I admit to some hesitation in posting this fledgling site for all to see: so much more could be done to bring it into the twenty-first century. But I keep coming back to Bethany’s encouragement last week to fail in public, advice with which I am in love. My graduate training thus far has emphasized polish and perfection, for clear and obvious reasons. But even at this early stage, my work with Praxis feels more electric knowing that mistakes are welcome and that failure is viewed as a space of experimentation and elaboration rather than embarrassment.

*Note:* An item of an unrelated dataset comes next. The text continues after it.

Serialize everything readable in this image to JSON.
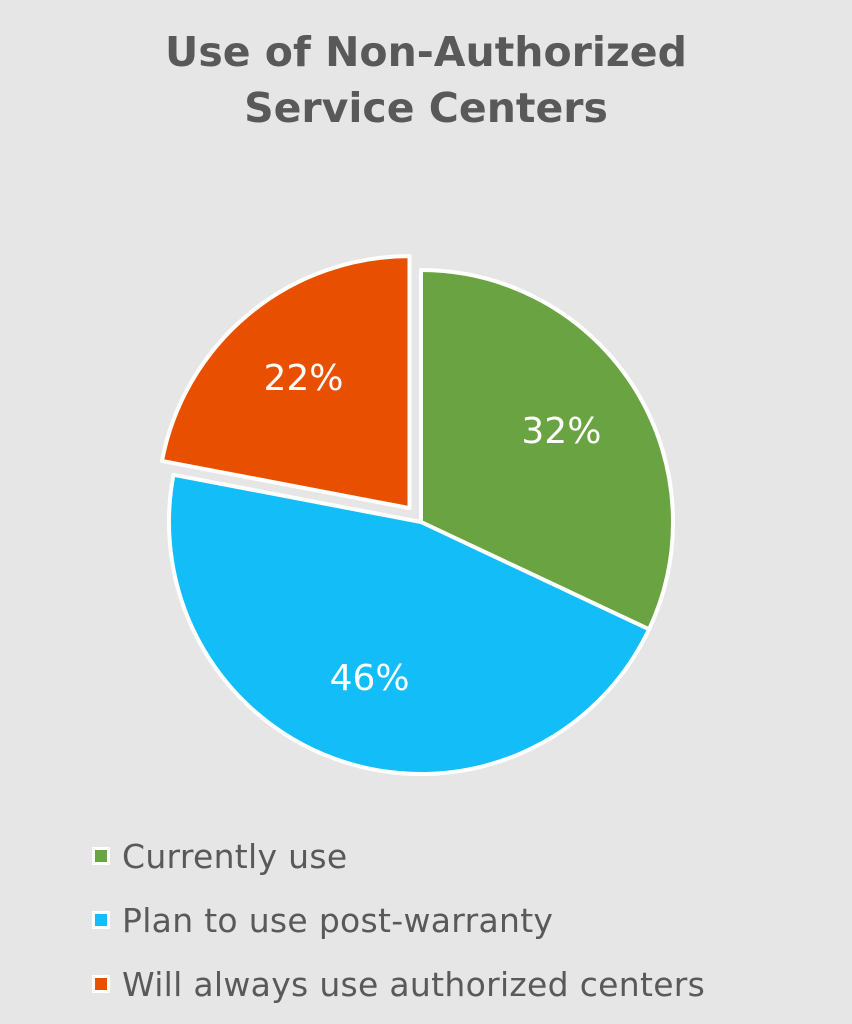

I cannot imagine any sort of collaborative activity (teaching included) that would not benefit from a healthy injection of interpersonal risk. We can’t really work together until we know each other, and that depth of knowledge only comes from admitting that we don’t have all the answers and that we don’t always succeed. Opening yourself up to such failures and recognizing their importance as part of any process is a necessary step towards collaboration that is more honest and certainly more human.
A promise for you out there in the ether: by the end of the year I will have turned failing into an art form. I’m sure in May I will look back on this early site with disdain and an eye to incorporating all sorts of tech wizardry. Maybe I’ll add a GIF. For now, I’m off to break the Internet.